Always calculate token statistics for your dataset:

from datasets import load_dataset

dataset = load_dataset("your-task-data")
token_lengths = [len(tokenizer.encode(ex["text"])) for ex in dataset]

print(f"Max length: {max(token_lengths)}")
print(f"95th percentile: {sorted(token_lengths)[int(len(token_lengths)*0.95)]}")

Set your max_seq_length to cover 95th percentile (outliers can be truncated).

2. Use the Model's Chat Template

Match the exact format the base model was trained on:

# ✓ Correct: Use apply_chat_template
formatted = tokenizer.apply_chat_template(messages, tokenize=False)

# ✗ Wrong: Custom format
formatted = f"User: {user_message}\nAssistant: {response}"

3. Handle Domain Vocabulary

If your domain has specialized terms:

  1. Measure tokenization: Check how key terms tokenize
  2. Include in training data: Use terms in full context repeatedly
  3. Consider vocabulary extension: Advanced technique (adds complexity)

4. Balance Example Length

For efficient GPU utilization:

# Group similar-length examples in batches
dataset = dataset.sort("length")

# Or pad to uniform length and mask padding
# (covered in training lesson)

Try With AI

Now that you understand tokenization, explore its implications with your AI companion.

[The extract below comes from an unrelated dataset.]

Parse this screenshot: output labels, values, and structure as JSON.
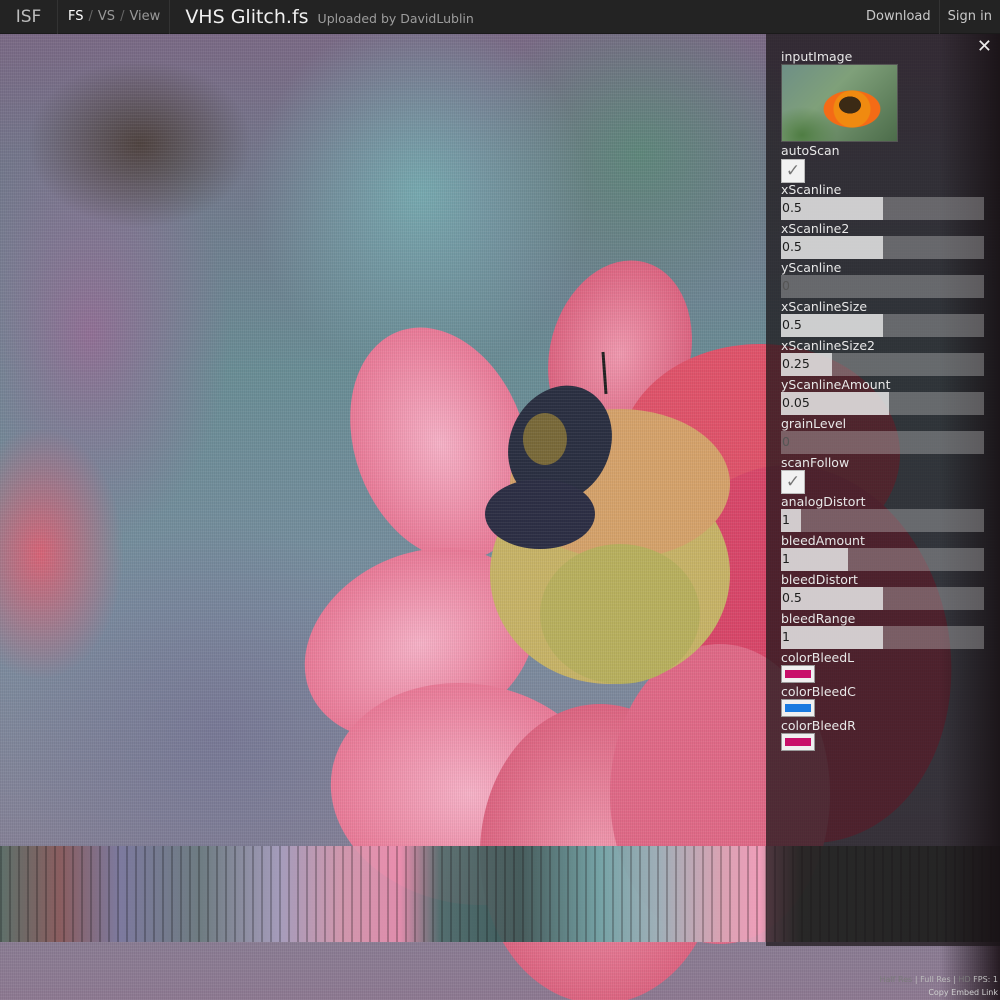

Prompt 1: Analyze Your Dataset

I'm preparing a fine-tuning dataset for Task API (task management).
Here's a sample of my training examples:

1. "Create a task: Review Q4 budget spreadsheet. Deadline: Friday"
2. "High priority: Deploy v2.3 to production before the demo"
3. "Assign the security audit task to @alice with status:blocked"

Help me analyze:
1. How would these tokenize? Are there any problematic patterns?
2. What's the expected token count range for these examples?
3. Should I be concerned about any terms splitting awkwardly?
4. How should I format these for instruction fine-tuning?

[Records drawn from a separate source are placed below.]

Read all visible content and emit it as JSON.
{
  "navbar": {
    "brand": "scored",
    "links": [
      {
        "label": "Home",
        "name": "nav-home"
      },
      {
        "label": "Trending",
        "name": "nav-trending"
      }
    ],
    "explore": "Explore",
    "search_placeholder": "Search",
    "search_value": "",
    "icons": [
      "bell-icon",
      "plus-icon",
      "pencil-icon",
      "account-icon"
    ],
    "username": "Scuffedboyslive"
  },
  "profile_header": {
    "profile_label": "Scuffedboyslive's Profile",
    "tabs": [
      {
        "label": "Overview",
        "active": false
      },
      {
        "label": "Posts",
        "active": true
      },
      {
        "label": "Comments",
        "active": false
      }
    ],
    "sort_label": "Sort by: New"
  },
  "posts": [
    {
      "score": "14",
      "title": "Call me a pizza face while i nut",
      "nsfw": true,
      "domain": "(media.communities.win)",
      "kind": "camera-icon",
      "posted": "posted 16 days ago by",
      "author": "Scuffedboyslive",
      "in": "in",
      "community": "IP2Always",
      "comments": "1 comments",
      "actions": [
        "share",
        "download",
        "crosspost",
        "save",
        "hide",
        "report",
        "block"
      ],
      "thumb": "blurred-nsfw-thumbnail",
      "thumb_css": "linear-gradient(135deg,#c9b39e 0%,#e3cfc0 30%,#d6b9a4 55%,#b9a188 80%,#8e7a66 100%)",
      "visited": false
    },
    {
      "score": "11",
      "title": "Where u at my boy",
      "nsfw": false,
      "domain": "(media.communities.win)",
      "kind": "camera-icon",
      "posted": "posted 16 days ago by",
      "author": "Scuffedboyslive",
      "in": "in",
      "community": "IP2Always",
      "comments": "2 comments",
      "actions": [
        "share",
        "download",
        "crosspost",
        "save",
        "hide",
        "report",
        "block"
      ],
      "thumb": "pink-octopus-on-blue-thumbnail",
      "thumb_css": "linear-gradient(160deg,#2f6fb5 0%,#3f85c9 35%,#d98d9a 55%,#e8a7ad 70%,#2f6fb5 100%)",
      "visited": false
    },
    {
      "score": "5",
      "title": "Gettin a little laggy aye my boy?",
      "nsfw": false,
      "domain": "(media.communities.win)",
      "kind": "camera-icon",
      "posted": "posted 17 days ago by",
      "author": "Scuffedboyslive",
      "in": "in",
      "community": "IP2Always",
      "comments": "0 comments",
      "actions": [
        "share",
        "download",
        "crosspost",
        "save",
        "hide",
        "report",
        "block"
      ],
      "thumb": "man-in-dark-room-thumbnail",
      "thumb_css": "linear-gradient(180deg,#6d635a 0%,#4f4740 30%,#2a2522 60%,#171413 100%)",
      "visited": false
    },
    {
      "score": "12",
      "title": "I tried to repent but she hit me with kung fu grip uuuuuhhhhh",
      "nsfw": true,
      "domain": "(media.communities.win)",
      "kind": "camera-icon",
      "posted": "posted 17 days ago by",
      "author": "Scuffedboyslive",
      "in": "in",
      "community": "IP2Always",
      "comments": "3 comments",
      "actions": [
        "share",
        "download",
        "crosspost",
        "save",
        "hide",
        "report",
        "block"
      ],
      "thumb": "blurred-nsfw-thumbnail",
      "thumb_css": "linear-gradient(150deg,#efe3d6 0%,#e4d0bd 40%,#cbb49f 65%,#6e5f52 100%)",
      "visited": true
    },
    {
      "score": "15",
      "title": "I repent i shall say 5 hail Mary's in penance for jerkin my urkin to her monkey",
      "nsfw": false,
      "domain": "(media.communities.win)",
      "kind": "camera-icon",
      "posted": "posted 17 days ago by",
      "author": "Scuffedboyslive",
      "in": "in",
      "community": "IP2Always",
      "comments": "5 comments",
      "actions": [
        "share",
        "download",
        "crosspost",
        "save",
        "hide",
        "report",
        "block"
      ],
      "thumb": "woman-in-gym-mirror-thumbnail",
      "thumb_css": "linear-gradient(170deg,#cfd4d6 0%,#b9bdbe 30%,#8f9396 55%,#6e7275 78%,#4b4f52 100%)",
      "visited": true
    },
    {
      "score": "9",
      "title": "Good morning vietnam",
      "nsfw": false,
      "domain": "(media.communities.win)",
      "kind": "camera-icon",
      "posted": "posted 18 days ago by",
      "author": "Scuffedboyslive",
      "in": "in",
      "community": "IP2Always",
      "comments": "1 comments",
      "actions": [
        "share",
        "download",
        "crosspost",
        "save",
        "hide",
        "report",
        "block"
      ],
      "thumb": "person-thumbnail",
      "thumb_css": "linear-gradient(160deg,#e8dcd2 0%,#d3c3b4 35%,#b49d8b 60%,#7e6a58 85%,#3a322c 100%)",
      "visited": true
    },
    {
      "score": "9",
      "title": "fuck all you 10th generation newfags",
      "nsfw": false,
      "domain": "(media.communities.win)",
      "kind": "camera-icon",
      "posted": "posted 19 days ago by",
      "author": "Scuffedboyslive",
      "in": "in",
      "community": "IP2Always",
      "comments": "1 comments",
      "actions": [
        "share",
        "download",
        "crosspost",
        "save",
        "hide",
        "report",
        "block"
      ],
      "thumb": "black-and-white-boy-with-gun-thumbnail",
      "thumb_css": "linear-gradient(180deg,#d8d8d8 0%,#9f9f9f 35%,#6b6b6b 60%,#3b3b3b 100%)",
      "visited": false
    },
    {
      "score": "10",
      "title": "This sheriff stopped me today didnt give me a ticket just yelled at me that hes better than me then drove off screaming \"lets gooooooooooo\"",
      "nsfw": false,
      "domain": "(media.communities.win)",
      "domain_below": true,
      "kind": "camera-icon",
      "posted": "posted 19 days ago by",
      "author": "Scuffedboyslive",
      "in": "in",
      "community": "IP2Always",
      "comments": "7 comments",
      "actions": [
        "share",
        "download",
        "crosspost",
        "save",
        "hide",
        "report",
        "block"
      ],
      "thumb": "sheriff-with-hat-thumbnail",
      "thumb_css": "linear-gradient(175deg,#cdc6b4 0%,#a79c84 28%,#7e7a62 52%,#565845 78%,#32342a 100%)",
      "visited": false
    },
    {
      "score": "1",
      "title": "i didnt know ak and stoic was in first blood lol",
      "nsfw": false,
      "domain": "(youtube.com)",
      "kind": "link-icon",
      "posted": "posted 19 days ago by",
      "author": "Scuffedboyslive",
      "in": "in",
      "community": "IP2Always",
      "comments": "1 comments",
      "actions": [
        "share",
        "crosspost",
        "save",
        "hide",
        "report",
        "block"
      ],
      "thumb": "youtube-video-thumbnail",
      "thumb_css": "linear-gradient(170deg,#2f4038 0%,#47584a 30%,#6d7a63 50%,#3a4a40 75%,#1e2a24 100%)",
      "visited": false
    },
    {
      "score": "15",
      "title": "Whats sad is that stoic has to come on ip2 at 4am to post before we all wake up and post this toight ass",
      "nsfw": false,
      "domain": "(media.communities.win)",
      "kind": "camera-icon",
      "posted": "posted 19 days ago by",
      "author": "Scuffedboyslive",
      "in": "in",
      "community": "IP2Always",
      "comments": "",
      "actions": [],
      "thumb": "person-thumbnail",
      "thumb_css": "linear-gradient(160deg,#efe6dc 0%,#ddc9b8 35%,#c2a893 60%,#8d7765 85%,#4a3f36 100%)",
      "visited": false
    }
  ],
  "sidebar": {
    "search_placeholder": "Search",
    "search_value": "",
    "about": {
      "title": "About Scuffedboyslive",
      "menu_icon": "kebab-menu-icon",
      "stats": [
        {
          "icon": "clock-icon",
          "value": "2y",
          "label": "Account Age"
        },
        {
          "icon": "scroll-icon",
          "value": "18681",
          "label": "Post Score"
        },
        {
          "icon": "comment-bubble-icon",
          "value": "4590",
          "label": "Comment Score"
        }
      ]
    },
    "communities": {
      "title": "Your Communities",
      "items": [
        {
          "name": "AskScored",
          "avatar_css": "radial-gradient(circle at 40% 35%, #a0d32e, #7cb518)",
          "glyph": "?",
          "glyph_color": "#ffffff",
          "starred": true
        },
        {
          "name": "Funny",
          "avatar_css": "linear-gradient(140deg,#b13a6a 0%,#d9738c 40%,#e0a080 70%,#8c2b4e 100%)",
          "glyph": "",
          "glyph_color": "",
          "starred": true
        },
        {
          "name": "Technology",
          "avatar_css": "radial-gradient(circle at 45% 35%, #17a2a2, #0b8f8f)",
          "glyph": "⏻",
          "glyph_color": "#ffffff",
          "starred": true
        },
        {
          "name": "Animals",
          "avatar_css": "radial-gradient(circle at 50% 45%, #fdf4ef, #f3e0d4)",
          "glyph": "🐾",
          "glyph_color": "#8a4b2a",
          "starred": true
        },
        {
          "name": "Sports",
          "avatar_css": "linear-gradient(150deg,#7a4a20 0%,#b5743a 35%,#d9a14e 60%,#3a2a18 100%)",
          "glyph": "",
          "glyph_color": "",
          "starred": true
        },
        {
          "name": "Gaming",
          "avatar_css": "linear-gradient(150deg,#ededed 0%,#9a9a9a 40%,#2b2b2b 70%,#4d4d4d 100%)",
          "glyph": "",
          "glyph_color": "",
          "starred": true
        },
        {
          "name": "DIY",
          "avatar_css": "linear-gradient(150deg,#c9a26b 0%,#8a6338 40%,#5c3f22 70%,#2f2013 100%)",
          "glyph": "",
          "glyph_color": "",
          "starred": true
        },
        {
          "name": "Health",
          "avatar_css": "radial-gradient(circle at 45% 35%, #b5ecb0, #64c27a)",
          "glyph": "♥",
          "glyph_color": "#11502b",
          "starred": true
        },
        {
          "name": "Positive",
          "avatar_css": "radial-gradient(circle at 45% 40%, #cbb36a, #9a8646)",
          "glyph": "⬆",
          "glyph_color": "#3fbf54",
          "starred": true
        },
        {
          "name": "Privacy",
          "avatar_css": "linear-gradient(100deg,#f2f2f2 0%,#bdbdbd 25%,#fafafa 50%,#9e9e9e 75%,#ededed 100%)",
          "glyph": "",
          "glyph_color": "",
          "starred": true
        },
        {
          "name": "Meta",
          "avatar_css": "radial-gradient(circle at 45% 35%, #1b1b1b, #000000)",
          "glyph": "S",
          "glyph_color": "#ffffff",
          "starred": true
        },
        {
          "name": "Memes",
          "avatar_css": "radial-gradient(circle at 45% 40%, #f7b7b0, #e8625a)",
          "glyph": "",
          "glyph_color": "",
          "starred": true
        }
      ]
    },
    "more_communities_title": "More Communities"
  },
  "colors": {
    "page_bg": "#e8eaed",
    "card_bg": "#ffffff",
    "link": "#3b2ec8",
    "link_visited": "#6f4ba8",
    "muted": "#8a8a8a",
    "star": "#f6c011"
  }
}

What you're learning: Predicting tokenization behavior helps you prepare better training data.

Prompt 2: Understand Context Limits

I'm planning to fine-tune Llama-3-8B on a 4K context dataset, but
I'll be training on a T4 GPU with 15GB VRAM.

Help me understand:
1. If my training examples average 500 tokens, what batch size can I use?
2. How does attention's quadratic complexity affect memory at 2K vs 4K context?
3. Should I truncate to shorter sequences for memory savings?
4. What's the trade-off between context length and batch size for learning?

Walk me through the calculations and trade-offs.

What you're learning: Connecting tokenization to memory constraints prepares you for VRAM budgeting.

Prompt 3: Design Efficient Training Format

I want to maximize training efficiency for my Task API fine-tuning.
Currently my prompts look like:

System: You are a task management assistant that helps users create,
organize, and track their tasks. Always respond with valid JSON.

User: [user request]
Assistant: [structured response]

This feels verbose. Can you help me:
1. Design a more token-efficient format that preserves instruction quality?
2. Show me the token count difference between verbose and concise versions?
3. What information is essential vs. redundant in the system prompt?
4. How do chat templates affect my format choices?

What you're learning: Efficient formatting lets you train on more examples or longer context with the same GPU memory.

Safety Note

When testing tokenizers on sensitive data, use the tokenizer locally rather than web-based tools. Tokenizers run entirely on your machine, but pasting sensitive text into online tokenizer playgrounds could expose it. For production fine-tuning, validate that your tokenization pipeline handles all expected input patterns before training.